15 September, 2012

Hypatia


I had the pleasure to oversee my daughter's homework this week end as I discovered with her this inspiring woman from the Antiquity.
Her story is especially relevant to current affairs: extremists manipulated in power factions' games. Mostly, she is one of the first woman in Science, and her death put on hold mathematics for one thousand years!
I put this homework as a memorabilia of this special moment for me and my daughter, and also to share.

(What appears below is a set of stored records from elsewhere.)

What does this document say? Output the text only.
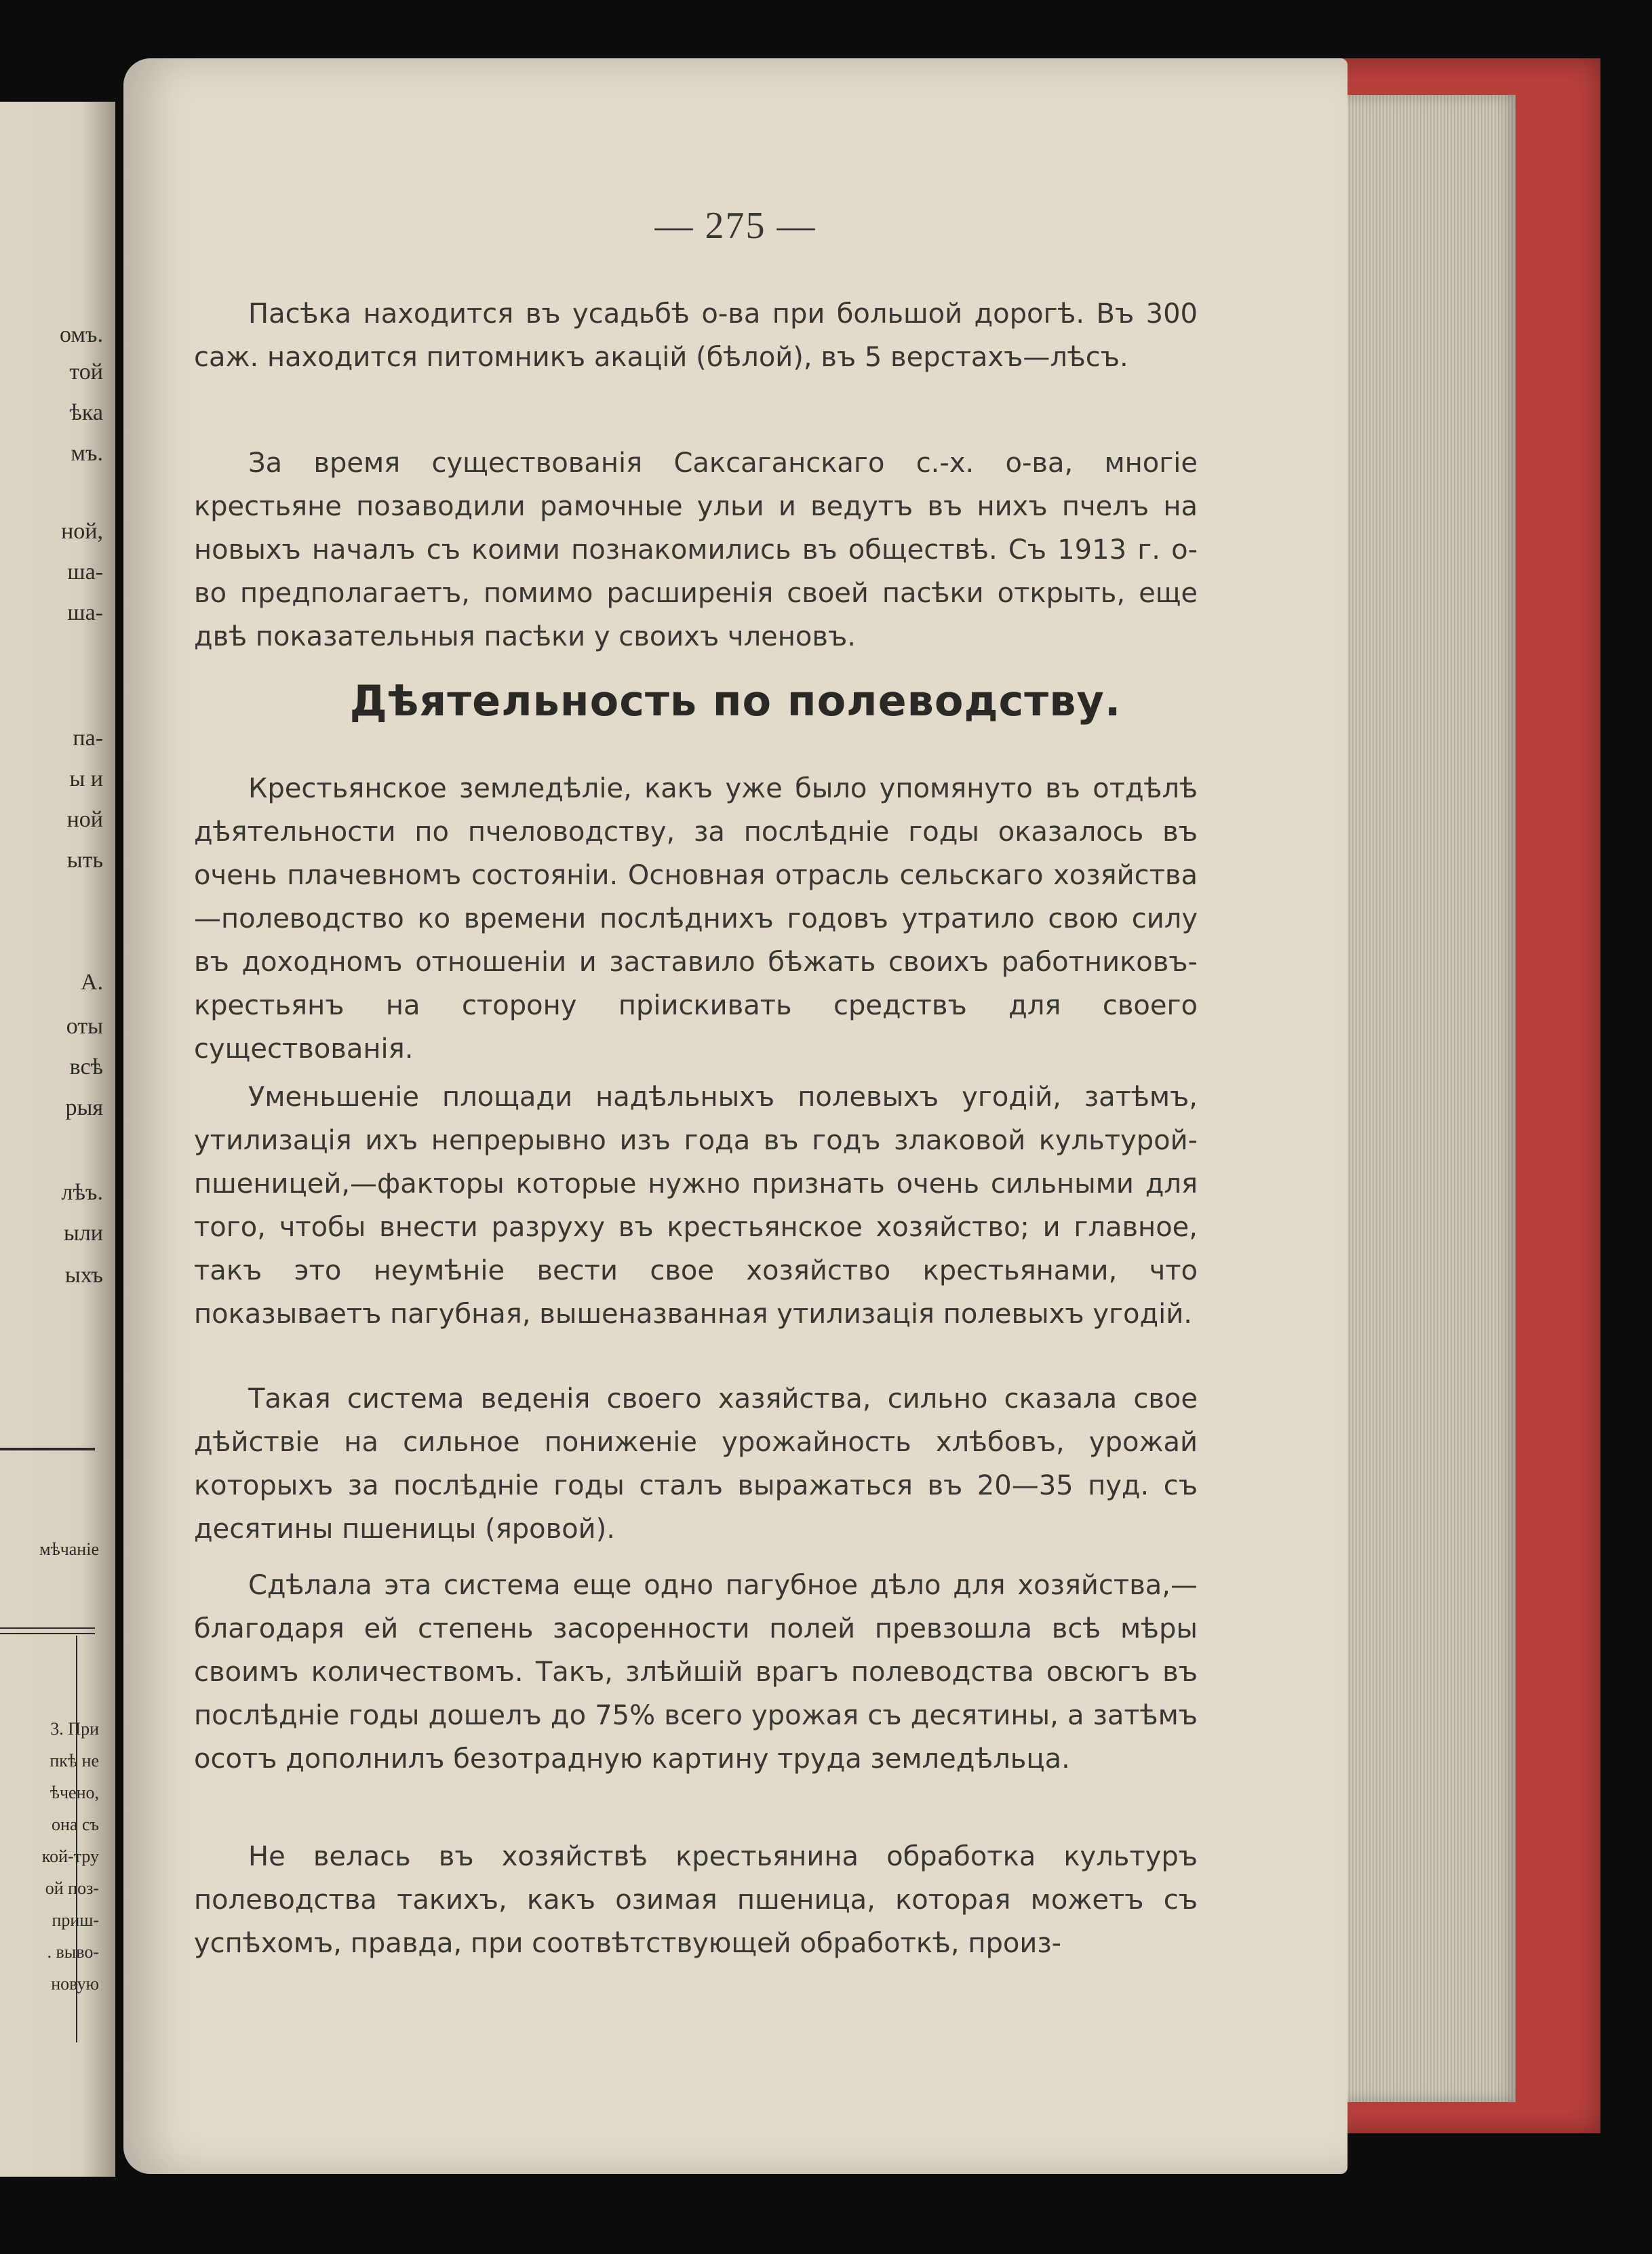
омъ.
той
ѣка
мъ.
ной,
ша-
ша-
па-
ы и
ной
ыть
А.
оты
всѣ
рыя
лѣъ.
ыли
ыхъ
мѣчаніе
3. При
пкѣ не
ѣчено,
она съ
кой-тру
ой поз-
приш-
. выво-
новую
— 275 —

Пасѣка находится въ усадьбѣ о-ва при большой дорогѣ. Въ 300 саж. находится питомникъ акацій (бѣлой), въ 5 верстахъ—лѣсъ.

За время существованія Саксаганскаго с.-х. о-ва, многіе крестьяне позаводили рамочные ульи и ведутъ въ нихъ пчелъ на новыхъ началъ съ коими познакомились въ обществѣ. Съ 1913 г. о-во предполагаетъ, помимо расширенія своей пасѣки открыть, еще двѣ показательныя пасѣки у своихъ членовъ.

Дѣятельность по полеводству.

Крестьянское земледѣліе, какъ уже было упомянуто въ отдѣлѣ дѣятельности по пчеловодству, за послѣдніе годы оказалось въ очень плачевномъ состояніи. Основная отрасль сельскаго хозяйства—полеводство ко времени послѣднихъ годовъ утратило свою силу въ доходномъ отношеніи и заставило бѣжать своихъ работниковъ-крестьянъ на сторону пріискивать средствъ для своего существованія.

Уменьшеніе площади надѣльныхъ полевыхъ угодій, затѣмъ, утилизація ихъ непрерывно изъ года въ годъ злаковой культурой-пшеницей,—факторы которые нужно признать очень сильными для того, чтобы внести разруху въ крестьянское хозяйство; и главное, такъ это неумѣніе вести свое хозяйство крестьянами, что показываетъ пагубная, вышеназванная утилизація полевыхъ угодій.

Такая система веденія своего хазяйства, сильно сказала свое дѣйствіе на сильное пониженіе урожайность хлѣбовъ, урожай которыхъ за послѣдніе годы сталъ выражаться въ 20—35 пуд. съ десятины пшеницы (яровой).

Сдѣлала эта система еще одно пагубное дѣло для хозяйства,—благодаря ей степень засоренности полей превзошла всѣ мѣры своимъ количествомъ. Такъ, злѣйшій врагъ полеводства овсюгъ въ послѣдніе годы дошелъ до 75% всего урожая съ десятины, а затѣмъ осотъ дополнилъ безотрадную картину труда земледѣльца.

Не велась въ хозяйствѣ крестьянина обработка культуръ полеводства такихъ, какъ озимая пшеница, которая можетъ съ успѣхомъ, правда, при соотвѣтствующей обработкѣ, произ-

Hypatia (370 - 412 AD) represented here in the movie 'Agora', from A. Amenabar
 
Hypatia was born in Alexandria, Egypt. 
The story goes that Hypatia’s father strived to create the perfect human in the Greek education tradition, including Science, Philosophy, Rhetoric (speech) and various Sports. He taught Hypatia until he realized that she had surpassed his knowledge. He then sent her to study in Athens for a number of years. After studying in Athens, Hypatia travelled around Europe for ten years before returning to Alexandria, where she met a tragic fate.
 
Hypatia wrote a treatise on Mathematics titled ‘Astronomic canon of Diaphanous’ and ‘Conics of Apollonius’. Conic sections are the figures formed by the intersection of a plane and a cone. Neglected for many centuries after Hypatia’s death, the importance of the conic sections was finally recognized in the seventeenth century. Today, the conic sections are used to describe the orbits of planets, the paths of comets, and the motion of rockets. She also wrote instructions to create an astrolabe to help sailors navigate and developed a way to distil sea water so that sailors wouldn’t die of thirst. Another invention was her planisphere, a chart of the stars and their movements across the sky. Lastly, she created a brass hydrometer: a sealed tube with a weight at one end for measuring the density of a liquid.
 
Unfortunately most of Hypatia’s books were destroyed in the great fire at the library of Alexandria, although, much later, in the 18thcentury, a few of her books were found in the Vatican City. Despite the fact that Hypatia was a brilliant academic, much of her work is known today thanks to her pupils, Synesius, who was able to carry her work and promote it. As a man, it would have been easier for him to advertise his findings and be recognised for them. This is not to say that Hypatia was not a prominent woman of her time. The city magistrate, Orestes, one of Hypatia’s former pupils, consulted her on important cases regarding the city policies. 
 
Hypatia is well known by feminists. She chose not to be married; because she did not want to enter the role of a submissive wife. She wouldn’t have been able to enter in conversation with her husband’s guests for example, which would not have suited her enquiring mind. We have to remember that at the time, in Alexandria, women were the property of their fathers until they married; they then became the property of their husbands. Although she was born into a Greek progressive, intellectual family, we should remember that Alexandria was under the rule of the Roman Empire, a highly patriarchal society.
 
Her strength of character was further tested when Orestes, a friend and moderate Christian ruler, begged her to convert to Christianity to save her life, when a more radical Christian ruler, Cyril, rose into power, threatened her to death for her pagan believes as a scientist, using her as a pawn in the power game between the two men. In the Great Greek Tradition of Socrates, she stood by her beliefs in the power of reason and philosophy. She refused to convert and stoically walked to her brutal death at the hands of a fanatical Christian mob.
 
Today Hypatia’s courage is recognised. The leading journal in feminist philosophy is titled ‘Hypatia’ in her honour as the first famous woman mathematician. Hypatia was taught in the Greek tradition to analyse and question everything, so she couldn’t accept dogmatic beliefs including religion the way it was taught at the time. Despite her great academic achievements, she is mostly remembered as a symbol of her age, as a marker of changing times between Greek philosophical enquiry and Dogmatic Christian cults. She marks the end of neo-platonism and the end of scientific enquiry. It was only a matter of time before her work could be used again for the advancement of science (17thcentury).
 
I also recommend the movie, Agora, by A. Amenabar which depicts her life, although, it is a bit too graphical for my liking at the end, so you can skip the last five minutes – I normally ‘never do that’.